Re: formatted output question with strings

From:
 James Kanze <james.kanze@gmail.com>
Newsgroups:
comp.lang.c++
Date:
Tue, 24 Jul 2007 09:27:05 -0000
Message-ID:
<1185269225.821179.38670@22g2000hsm.googlegroups.com>
On Jul 23, 12:45 pm, Juha Nieminen <nos...@thanks.invalid> wrote:

Jojo wrote:

I'll look that up. At first glance, the C++ method seems much less
'comprehensive' than sprintf. But I think it's better for me to get rid
of my plain-C habits when coding C++ :-)


  The C-style format string functions are compact, relatively easy
to learn and remember, and fast.


They're compact. That's all you can say for them. They're
very, very limited in what they can do, however, and they're
very, very low level, and don't support higher level
abstractions. They also quite exoteric; even after 25 years of
using them, and actually having written an implementation of
printf, I still have to check with the manual for anything but
the simplest formatting.

Once you get the hang of them, it's
very easy to perform relatively complex formatting with a very small
amount of code which only takes a small amount of time to write.

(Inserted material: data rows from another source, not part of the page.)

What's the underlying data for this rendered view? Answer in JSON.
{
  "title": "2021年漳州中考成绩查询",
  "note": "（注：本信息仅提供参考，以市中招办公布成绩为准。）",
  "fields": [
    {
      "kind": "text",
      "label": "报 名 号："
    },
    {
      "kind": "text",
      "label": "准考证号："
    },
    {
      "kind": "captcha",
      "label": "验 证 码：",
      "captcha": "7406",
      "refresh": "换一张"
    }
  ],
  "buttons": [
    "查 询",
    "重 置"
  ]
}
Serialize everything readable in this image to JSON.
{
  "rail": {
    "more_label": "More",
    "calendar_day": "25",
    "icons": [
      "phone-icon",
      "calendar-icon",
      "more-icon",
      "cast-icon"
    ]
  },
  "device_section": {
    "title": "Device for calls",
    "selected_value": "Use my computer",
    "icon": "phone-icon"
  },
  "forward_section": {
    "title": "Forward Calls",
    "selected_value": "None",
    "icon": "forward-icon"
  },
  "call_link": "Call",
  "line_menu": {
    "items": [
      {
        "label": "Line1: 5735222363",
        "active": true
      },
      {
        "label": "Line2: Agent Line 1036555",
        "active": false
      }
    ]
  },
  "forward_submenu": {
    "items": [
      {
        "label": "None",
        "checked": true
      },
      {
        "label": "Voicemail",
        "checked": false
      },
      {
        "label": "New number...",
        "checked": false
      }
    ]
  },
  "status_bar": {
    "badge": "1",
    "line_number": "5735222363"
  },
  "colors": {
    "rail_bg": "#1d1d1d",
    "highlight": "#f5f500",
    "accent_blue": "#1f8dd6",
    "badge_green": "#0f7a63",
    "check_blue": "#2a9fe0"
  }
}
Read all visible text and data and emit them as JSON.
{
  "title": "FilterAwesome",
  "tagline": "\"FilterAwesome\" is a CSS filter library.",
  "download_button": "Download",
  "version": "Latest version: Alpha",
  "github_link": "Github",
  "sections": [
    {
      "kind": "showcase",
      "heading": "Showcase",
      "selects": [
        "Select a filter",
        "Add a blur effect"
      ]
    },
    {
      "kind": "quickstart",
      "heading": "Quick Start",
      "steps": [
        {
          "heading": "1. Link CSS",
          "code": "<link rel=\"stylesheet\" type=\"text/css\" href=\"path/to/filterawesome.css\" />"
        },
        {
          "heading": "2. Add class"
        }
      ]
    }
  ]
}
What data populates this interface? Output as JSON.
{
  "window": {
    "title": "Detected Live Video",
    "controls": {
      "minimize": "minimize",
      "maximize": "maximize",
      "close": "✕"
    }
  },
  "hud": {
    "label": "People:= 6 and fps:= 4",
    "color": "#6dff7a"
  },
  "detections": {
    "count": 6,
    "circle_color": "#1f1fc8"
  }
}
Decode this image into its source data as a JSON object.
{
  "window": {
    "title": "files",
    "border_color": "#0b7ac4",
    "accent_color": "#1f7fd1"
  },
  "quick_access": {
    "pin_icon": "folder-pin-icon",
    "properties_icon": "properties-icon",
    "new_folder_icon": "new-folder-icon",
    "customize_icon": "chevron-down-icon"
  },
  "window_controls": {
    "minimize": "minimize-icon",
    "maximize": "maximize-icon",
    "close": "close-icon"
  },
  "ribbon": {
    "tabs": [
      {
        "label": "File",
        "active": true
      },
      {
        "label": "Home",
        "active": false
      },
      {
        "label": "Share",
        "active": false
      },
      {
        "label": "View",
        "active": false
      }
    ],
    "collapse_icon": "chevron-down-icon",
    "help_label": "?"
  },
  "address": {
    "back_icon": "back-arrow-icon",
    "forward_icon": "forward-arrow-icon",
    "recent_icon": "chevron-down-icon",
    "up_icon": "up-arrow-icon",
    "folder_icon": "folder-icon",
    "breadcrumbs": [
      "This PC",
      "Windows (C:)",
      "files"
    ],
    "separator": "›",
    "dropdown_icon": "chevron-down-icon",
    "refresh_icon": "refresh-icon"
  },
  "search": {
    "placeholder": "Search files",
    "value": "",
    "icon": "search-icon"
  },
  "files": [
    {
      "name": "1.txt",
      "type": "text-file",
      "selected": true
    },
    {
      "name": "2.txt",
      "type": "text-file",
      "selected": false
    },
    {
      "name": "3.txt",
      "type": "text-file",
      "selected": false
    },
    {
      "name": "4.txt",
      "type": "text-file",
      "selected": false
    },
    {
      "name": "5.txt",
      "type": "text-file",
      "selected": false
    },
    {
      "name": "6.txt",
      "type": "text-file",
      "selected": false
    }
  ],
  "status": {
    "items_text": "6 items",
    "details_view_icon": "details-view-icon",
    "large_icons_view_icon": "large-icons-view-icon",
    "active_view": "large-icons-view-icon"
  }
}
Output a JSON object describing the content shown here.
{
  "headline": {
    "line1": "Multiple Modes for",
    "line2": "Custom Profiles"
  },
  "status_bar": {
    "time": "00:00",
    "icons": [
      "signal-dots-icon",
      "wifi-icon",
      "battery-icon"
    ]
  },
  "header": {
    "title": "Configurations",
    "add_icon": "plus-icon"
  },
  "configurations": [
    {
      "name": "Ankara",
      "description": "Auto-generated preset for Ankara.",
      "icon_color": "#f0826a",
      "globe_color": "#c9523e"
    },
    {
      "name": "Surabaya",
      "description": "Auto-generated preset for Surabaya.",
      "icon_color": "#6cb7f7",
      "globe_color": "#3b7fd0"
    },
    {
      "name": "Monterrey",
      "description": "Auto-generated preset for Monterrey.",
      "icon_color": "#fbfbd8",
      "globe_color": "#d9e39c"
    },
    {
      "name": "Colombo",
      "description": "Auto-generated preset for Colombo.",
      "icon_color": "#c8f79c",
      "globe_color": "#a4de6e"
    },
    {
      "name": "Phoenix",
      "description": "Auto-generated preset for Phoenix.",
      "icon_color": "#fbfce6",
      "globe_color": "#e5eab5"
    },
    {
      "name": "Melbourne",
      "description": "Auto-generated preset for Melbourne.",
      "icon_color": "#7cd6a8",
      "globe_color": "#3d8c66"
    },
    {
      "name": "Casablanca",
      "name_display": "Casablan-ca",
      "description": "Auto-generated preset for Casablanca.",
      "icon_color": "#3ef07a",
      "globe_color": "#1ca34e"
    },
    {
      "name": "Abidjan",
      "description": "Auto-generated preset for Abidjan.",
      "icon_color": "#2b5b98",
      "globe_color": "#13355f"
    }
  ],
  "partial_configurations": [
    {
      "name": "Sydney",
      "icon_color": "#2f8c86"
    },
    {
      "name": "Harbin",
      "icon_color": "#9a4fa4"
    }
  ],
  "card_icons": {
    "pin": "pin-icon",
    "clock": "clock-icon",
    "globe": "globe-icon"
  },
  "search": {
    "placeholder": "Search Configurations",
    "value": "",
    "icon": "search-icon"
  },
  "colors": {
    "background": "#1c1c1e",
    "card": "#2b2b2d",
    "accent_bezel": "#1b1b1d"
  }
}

And it's impossible to write any maintainable code, because the
low level formatting details creep down into the high level
output statements.

Also, you never need to worry if some formatting setting "leaks" or
not (ie. if the stream will "remember" that setting or forget about
it immediately after printing the value).
  The C++-style printing functions are much more verbose, and a
complex C one-liner can easily become over a dozen of lines of C++
(or, alternatively, a dozen of << operator calls in a row) using
diverse function names from <iostream> and <iomanip>.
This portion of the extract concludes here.